А Оливеру только дай за кого-нибудь похвататься. Он — из тех людей, которые будут хватать тебя за руку при малейшей возможности. При встрече он всегда норовит расцеловать тебя в обе щеки, и у него есть одна, на мой взгляд, отвратительная привычка — здороваясь с женщиной, он берет ее руками за щеки и буквально облизывает ей все лицо. Все это — исключительно представления ради: чтобы показать, какой он весь из себя компанейский и непринужденный.
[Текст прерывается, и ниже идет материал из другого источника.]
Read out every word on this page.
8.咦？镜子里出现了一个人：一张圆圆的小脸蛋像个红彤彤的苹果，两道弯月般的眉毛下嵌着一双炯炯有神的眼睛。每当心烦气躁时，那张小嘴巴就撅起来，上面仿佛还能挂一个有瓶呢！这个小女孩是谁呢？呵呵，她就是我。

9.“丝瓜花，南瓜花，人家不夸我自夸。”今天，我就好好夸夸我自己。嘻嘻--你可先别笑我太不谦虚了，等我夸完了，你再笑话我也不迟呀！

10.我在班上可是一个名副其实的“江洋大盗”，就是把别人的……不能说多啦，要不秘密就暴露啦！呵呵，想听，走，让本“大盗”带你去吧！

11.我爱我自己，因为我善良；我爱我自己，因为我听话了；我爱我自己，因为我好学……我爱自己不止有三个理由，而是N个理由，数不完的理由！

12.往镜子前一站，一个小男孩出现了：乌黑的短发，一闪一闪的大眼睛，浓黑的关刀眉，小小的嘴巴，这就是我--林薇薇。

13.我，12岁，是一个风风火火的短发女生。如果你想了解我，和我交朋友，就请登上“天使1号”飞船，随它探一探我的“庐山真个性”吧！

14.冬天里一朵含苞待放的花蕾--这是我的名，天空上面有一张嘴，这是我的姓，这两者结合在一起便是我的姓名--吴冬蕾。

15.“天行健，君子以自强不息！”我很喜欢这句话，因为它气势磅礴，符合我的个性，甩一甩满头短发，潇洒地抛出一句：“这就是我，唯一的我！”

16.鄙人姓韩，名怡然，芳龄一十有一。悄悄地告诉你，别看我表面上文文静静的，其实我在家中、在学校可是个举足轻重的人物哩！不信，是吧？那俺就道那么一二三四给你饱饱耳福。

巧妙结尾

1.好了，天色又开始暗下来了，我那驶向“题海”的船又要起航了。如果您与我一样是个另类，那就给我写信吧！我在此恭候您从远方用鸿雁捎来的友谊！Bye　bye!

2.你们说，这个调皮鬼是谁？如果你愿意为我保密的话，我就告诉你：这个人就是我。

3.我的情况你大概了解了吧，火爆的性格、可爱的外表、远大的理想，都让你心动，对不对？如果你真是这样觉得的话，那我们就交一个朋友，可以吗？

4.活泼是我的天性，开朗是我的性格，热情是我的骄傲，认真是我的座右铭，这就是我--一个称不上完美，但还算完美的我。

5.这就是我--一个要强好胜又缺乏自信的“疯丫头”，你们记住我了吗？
Поэтому я вовсе не удивился тому, что он сделал, когда мы с ним встретились снова после десятилетнего перерыва. Я поднялся из-за стола и протянул ему руку, и он пожал мою руку, но потом не отпустил ее, а задержал в своей, а левой рукой провел вверх мне по руке, легонько сжал локоть, потом сжал мне плечо — уже чуть сильнее, — потом потрепал меня по шее и, наконец, взъерошил волосы у меня на затылке, словно хотел лишний раз подчеркнуть, что я весь седой. Если вы видели такой способ приветствия в фильмах, вы могли бы заподозрить, что Оливер — какой-нибудь мафиози, который хочет уверить меня, что все отлично, в то время как сзади ко мне подкрадывается убийца с гароттой.

— Чего тебе взять? — спросил он.

— Пинту «Трепанации черепа».

— Я не уверен, что у них она есть. Пиво тут только «Бельхавен Ви Хэви» и «Пелфорт Амберли».

— Стюарт. Стю-арт. Это шутка. «Трепанации черепа». Шутка.

— Ага, — сказал я.

Он спросил у бармена, какое тут подают разливное вино, кивнул пару раз и заказал водку с тоником.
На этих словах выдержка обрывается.